Chapter 6 Flashcards
What are the arguments for the classical cognitive science approach to music?
CLASSICAL MUSIC (Austro-German):
- Formal structure
- Formal structure that is content laden (meaningful representations)
- Abstract though inside an agent > environment
- Central control
- Challenges which arise to the “classical” model
How does the notion of formalism serve to link classical music and classical cognitive science?
Thinking = rule-governed manipulation of symbols; the laws of thought are equivalent to the formal rules that define a system of logic (classical cog-sci)
The mathematical nature of music; classical music is expected to have a hierarchically organized, well-formed structure ie. the sonata-allegro form, or physics of sound waves, or music analogous to language (classical music)
How does the idea that musical form is essential to communicating musical meaning establish a parallel between classical music and classical cognitive science?
The intentional stance; if one assumes that an agent has certain intentional states and that lawful regularities (ie. the principle of rationality) govern relationships between the contents of these states, then one can use the contents to predict future behaviour (classical cog-sci)
Exploitation of certain musical forms; conventions such as the sonata-allegro form provide a structure that generates expectations, which are often presumed to be shared by the audience [parallel to the intentional stance] (classical music)
How does the emphasis on Cartesian disembodiment provide a link between classical music and classical cognitive science?
sense-think-act cycle; with emphasis on the think, on representations and focus on multiple realizations and functionality rather than physical accounts (classical cog-sci)
composers carry their compositions around in their “heads”, and abstract thinking appears to be a pre-req for composing - you mentally plan a piece, not “cognitively-scaffold” it at your instrument (classical music)
How does central control provide a link between classical music and classical cognitive science?
Planning is the problem of what to do next, and an account of the control system of a planning agent solve this problem - the control system describes the mechanism that determines the sequence in which operations will be performed, and this control system is usually central (classical cog-sci)
The composer writes his music down using musical notations, and the score brings it to life (one type of central control).

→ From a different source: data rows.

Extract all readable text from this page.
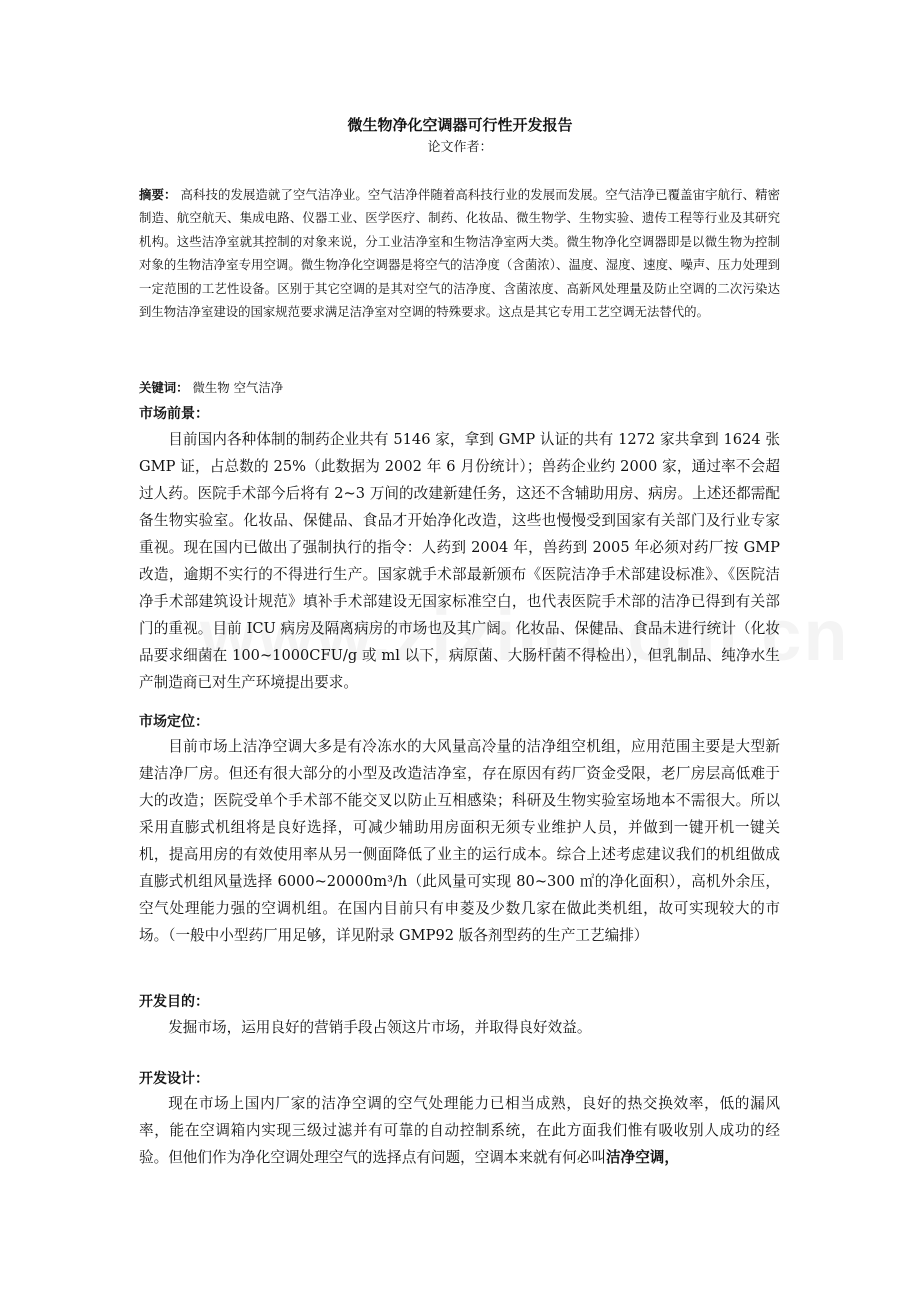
微生物净化空调器可行性开发报告
论文作者：

摘要： 高科技的发展造就了空气洁净业。空气洁净伴随着高科技行业的发展而发展。空气洁净已覆盖宙宇航行、精密制造、航空航天、集成电路、仪器工业、医学医疗、制药、化妆品、微生物学、生物实验、遗传工程等行业及其研究机构。这些洁净室就其控制的对象来说，分工业洁净室和生物洁净室两大类。微生物净化空调器即是以微生物为控制对象的生物洁净室专用空调。微生物净化空调器是将空气的洁净度（含菌浓）、温度、湿度、速度、噪声、压力处理到一定范围的工艺性设备。区别于其它空调的是其对空气的洁净度、含菌浓度、高新风处理量及防止空调的二次污染达到生物洁净室建设的国家规范要求满足洁净室对空调的特殊要求。这点是其它专用工艺空调无法替代的。

关键词： 微生物 空气洁净

市场前景：

目前国内各种体制的制药企业共有 5146 家，拿到 GMP 认证的共有 1272 家共拿到 1624 张 GMP 证，占总数的 25%（此数据为 2002 年 6 月份统计）；兽药企业约 2000 家，通过率不会超过人药。医院手术部今后将有 2~3 万间的改建新建任务，这还不含辅助用房、病房。上述还都需配备生物实验室。化妆品、保健品、食品才开始净化改造，这些也慢慢受到国家有关部门及行业专家重视。现在国内已做出了强制执行的指令：人药到 2004 年，兽药到 2005 年必须对药厂按 GMP 改造，逾期不实行的不得进行生产。国家就手术部最新颁布《医院洁净手术部建设标准》、《医院洁净手术部建筑设计规范》填补手术部建设无国家标准空白，也代表医院手术部的洁净已得到有关部门的重视。目前 ICU 病房及隔离病房的市场也及其广阔。化妆品、保健品、食品未进行统计（化妆品要求细菌在 100~1000CFU/g 或 ml 以下，病原菌、大肠杆菌不得检出），但乳制品、纯净水生产制造商已对生产环境提出要求。

市场定位：

目前市场上洁净空调大多是有冷冻水的大风量高冷量的洁净组空机组，应用范围主要是大型新建洁净厂房。但还有很大部分的小型及改造洁净室，存在原因有药厂资金受限，老厂房层高低难于大的改造；医院受单个手术部不能交叉以防止互相感染；科研及生物实验室场地本不需很大。所以采用直膨式机组将是良好选择，可减少辅助用房面积无须专业维护人员，并做到一键开机一键关机，提高用房的有效使用率从另一侧面降低了业主的运行成本。综合上述考虑建议我们的机组做成直膨式机组风量选择 6000~20000m³/h（此风量可实现 80~300 ㎡的净化面积），高机外余压，空气处理能力强的空调机组。在国内目前只有申菱及少数几家在做此类机组，故可实现较大的市场。（一般中小型药厂用足够，详见附录 GMP92 版各剂型药的生产工艺编排）

开发目的：

发掘市场，运用良好的营销手段占领这片市场，并取得良好效益。

开发设计：

现在市场上国内厂家的洁净空调的空气处理能力已相当成熟，良好的热交换效率，低的漏风率，能在空调箱内实现三级过滤并有可靠的自动控制系统，在此方面我们惟有吸收别人成功的经验。但他们作为净化空调处理空气的选择点有问题，空调本来就有何必叫洁净空调，
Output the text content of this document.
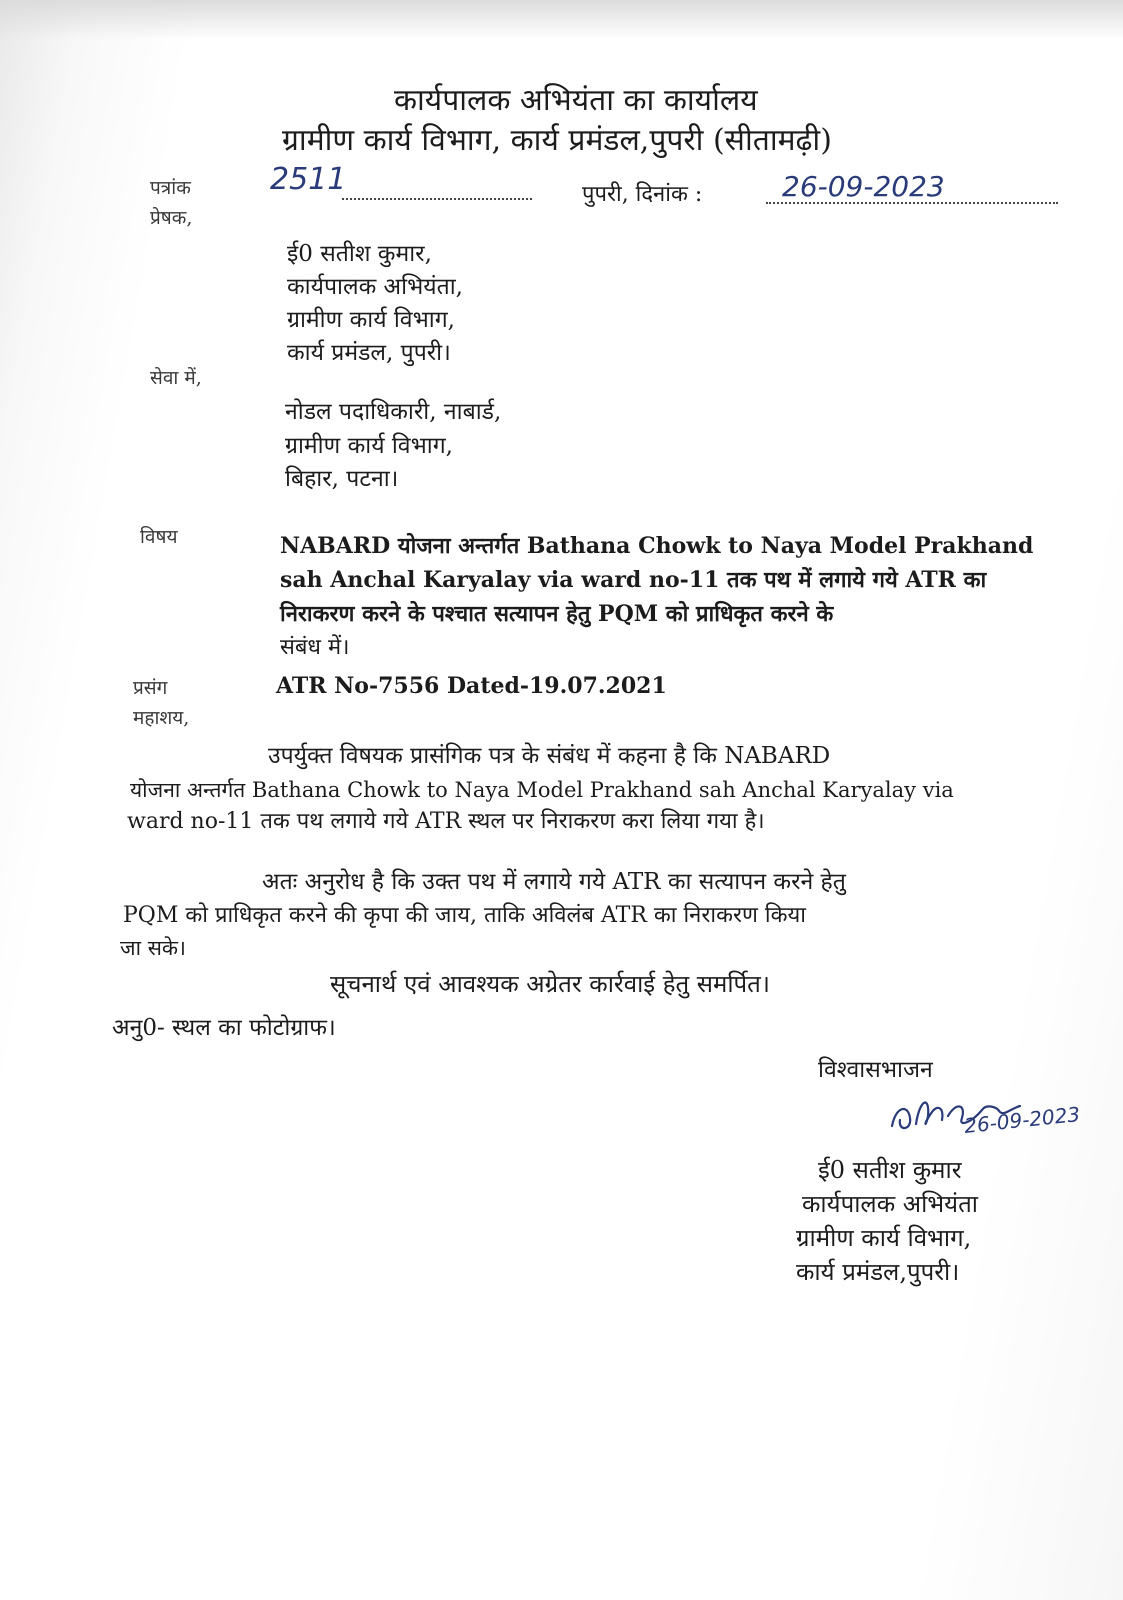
कार्यपालक अभियंता का कार्यालय
ग्रामीण कार्य विभाग, कार्य प्रमंडल,पुपरी (सीतामढ़ी)
पत्रांक	2511	पुपरी, दिनांक :	26-09-2023
प्रेषक,
ई0 सतीश कुमार,
कार्यपालक अभियंता,
ग्रामीण कार्य विभाग,
कार्य प्रमंडल, पुपरी।
सेवा में,
नोडल पदाधिकारी, नाबार्ड,
ग्रामीण कार्य विभाग,
बिहार, पटना।
विषय	NABARD योजना अन्तर्गत Bathana Chowk to Naya Model Prakhand
sah Anchal Karyalay via ward no-11 तक पथ में लगाये गये ATR का
निराकरण करने के पश्चात सत्यापन हेतु PQM को प्राधिकृत करने के
संबंध में।
प्रसंग	ATR No-7556 Dated-19.07.2021
महाशय,
उपर्युक्त विषयक प्रासंगिक पत्र के संबंध में कहना है कि NABARD
योजना अन्तर्गत Bathana Chowk to Naya Model Prakhand sah Anchal Karyalay via
ward no-11 तक पथ लगाये गये ATR स्थल पर निराकरण करा लिया गया है।
अतः अनुरोध है कि उक्त पथ में लगाये गये ATR का सत्यापन करने हेतु
PQM को प्राधिकृत करने की कृपा की जाय, ताकि अविलंब ATR का निराकरण किया
जा सके।
सूचनार्थ एवं आवश्यक अग्रेतर कार्रवाई हेतु समर्पित।
अनु0- स्थल का फोटोग्राफ।
विश्वासभाजन
26-09-2023
ई0 सतीश कुमार
कार्यपालक अभियंता
ग्रामीण कार्य विभाग,
कार्य प्रमंडल,पुपरी।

The conductor also takes the role of interpreter and controls the orchestra (the other type of central control system) (classical music)
What is the audience’s role in classical music?
NONE; bam. The audience doesn’t affect the existence of the piece, which is very much an aspect of classical cognitive science - methodological solipsism and disembodiment.
How do modern reactions against classical music link it to classical cognitive science?
Just like classical cognitive science had reactions to it’s formalism, to its abstract nature, via embodied and connectionist, so does classical music.
What is the classical approach to auditory perception?
Built on similar theories as those which conceptualize visual perception as building internal representations (think the underdetermination problem), auditory perception has hearing being viewed as a process for building internal representations of the world. Additionally, physical stimulation does not by itself determine the nature of auditory percepts, but rather, they are organized and grouped, and when listeners create mental representations of auditory input they must employ rules about what goes with what.
What are some solutions to the the “building mental representations” theory of auditory perception (classical cognitive science)?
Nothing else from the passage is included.